Van Aelst also plans to look at some other genes that have shown mutations in people who battle depression or other stress-related conditions. She hopes to explore a genetic link in the brain’s circuitry to see if they can “extend the findings.” She would also like to connect with clinicians who are studying depression among the population with intellectual disabilities. Prevalence studies estimate that 10 to 50 percent of individuals with intellectual disability have some level of behavioral problems and/or mood disorders.
Reflecting the reality of the modern world, in which people with various conditions or diseases can sequence the genes of their relatives, Van Aelst said some families have contacted her because their children have mutations in oligophrenin1.
“It’s always a bit tricky,” she said. “I don’t want to advise them yet” without any clinical studies.

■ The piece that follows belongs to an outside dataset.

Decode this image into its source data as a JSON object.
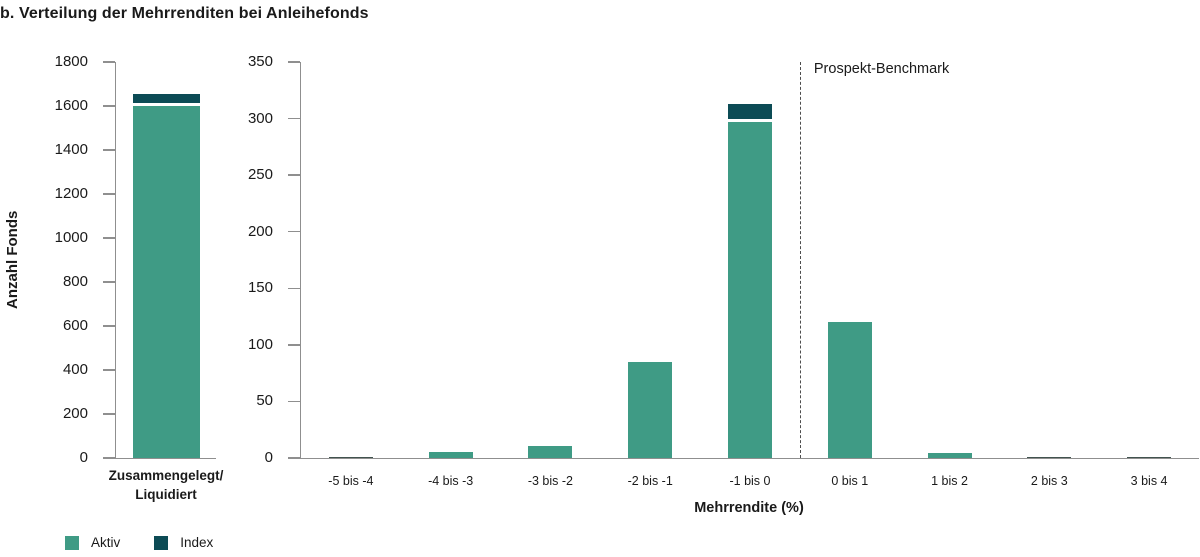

A resident of Huntington, Van Aelst arrived at CSHL in the summer of 1993 as a post doctoral researcher in the lab of Michael Wigler. She met Wigler when he was giving a talk in Spain.
After her post doctoral research ended, she had planned to return to her native Belgium, but James Watson, who was then the president of the lab, convinced her to stay.
Outside of work, Van Aelst enjoys hiking, swimming and running. Van Aelst speaks Flemish, which is the same as Dutch, French, English and a “bit of German.”
She is hopeful that this work may eventually lead to ways to provide a clinical benefit to those people with intellectual disabilities who might be suffering from stress disorders.